The Mexicans had stripped the bark from all the trees and had dug up the roots and eaten them, and were still eating their dead companions and drinking salt water, but not one asked for quarter or begged for mercy. All the houses had been destroyed but a small cluster which were still filled by dying Mexicans. The Spaniards and Indians were wading in mire caused by the pools of blood, and closed upon the last remaining Mexicans. Thirteen days of slaughter and starvation had reduced them to skeletons, but they hurled stones with their weak arms at their enemies. As their enemies closed upon them, many plunged into the canal to commit suicide. Twenty Spaniards closed around Guatemotzin and the brave king with buckler and sword stood to receive them all. His subjects begged the conquerors to spare his life. His only remark was that he hoped they would spare his wife and child. When he was taken before Cortez, he proudly walked up to him and said: “Malinche, I have done all a brave man can do, now do what you will.” Then touching a knife in the belt of Cortez, he said: “You had better use that on me.” Cortez afterwards tortured him to make him disclose his wealth and then murdered him.

Of all that mighty host, not one had proved a traitor or begged for mercy, or acted a coward. They had lived by the sword and died by it without a murmur. Probably thirty thousand were left alive on that last day, too weak to fight, and not quite dead from hunger, and that was all that was left of the great Mexican Empire. Of the beautiful dream city, not one stone was left above another and today, only the four causeways are left in the city of Mexico that was a part of Tenochtitlan.

“Here didst thou fall, and here thy hunters stand
Signed in thy spoil, and crimsoned in thy lethe.”

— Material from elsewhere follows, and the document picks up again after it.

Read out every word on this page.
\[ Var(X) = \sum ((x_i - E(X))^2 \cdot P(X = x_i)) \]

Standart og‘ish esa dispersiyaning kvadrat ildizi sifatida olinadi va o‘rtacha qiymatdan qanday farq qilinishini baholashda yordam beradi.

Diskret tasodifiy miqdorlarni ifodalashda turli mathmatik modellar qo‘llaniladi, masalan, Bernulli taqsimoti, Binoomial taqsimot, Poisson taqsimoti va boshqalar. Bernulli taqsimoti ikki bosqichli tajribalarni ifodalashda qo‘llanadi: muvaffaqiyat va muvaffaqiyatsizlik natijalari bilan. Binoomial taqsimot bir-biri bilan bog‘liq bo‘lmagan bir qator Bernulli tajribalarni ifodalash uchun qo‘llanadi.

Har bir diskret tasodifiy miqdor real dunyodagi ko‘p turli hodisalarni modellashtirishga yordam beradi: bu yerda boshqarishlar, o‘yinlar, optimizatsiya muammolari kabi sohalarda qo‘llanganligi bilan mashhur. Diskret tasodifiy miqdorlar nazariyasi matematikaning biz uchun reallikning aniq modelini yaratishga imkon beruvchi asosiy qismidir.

The siege of the city of Tenochtitlan lasted seventy five days.

CHURCH OF SAN AUGUSTIN.

CHAPTER VII.
THE VALLEY OF MEXICO.

WHERE stood the ancient pyramid and temple to the war-god in Tenochtitlan, today stands the great Cathedral facing the Plaza Mayor in the City of Mexico. Where stood Montezuma’s palace is now the National Palace; where was Montezuma’s treasure-house are now the Post-office and National Museum, with Montezuma’s shield, the sacrificial stone from the ancient temple, and a thousand gods and idols inscribed in the ancient Aztec and Toltec languages. Chapultepec, which was used as Montezuma’s summer-house, is still used as the “White House” of Mexico. Montezuma’s favorite cypress tree, which measures fifty feet in circumference, is as green today as any tree in the beautiful park of Chapultepec, and nowhere outside the pages of the Arabian Nights is there such an enchanting, living story as can be seen every day in the City of Mexico.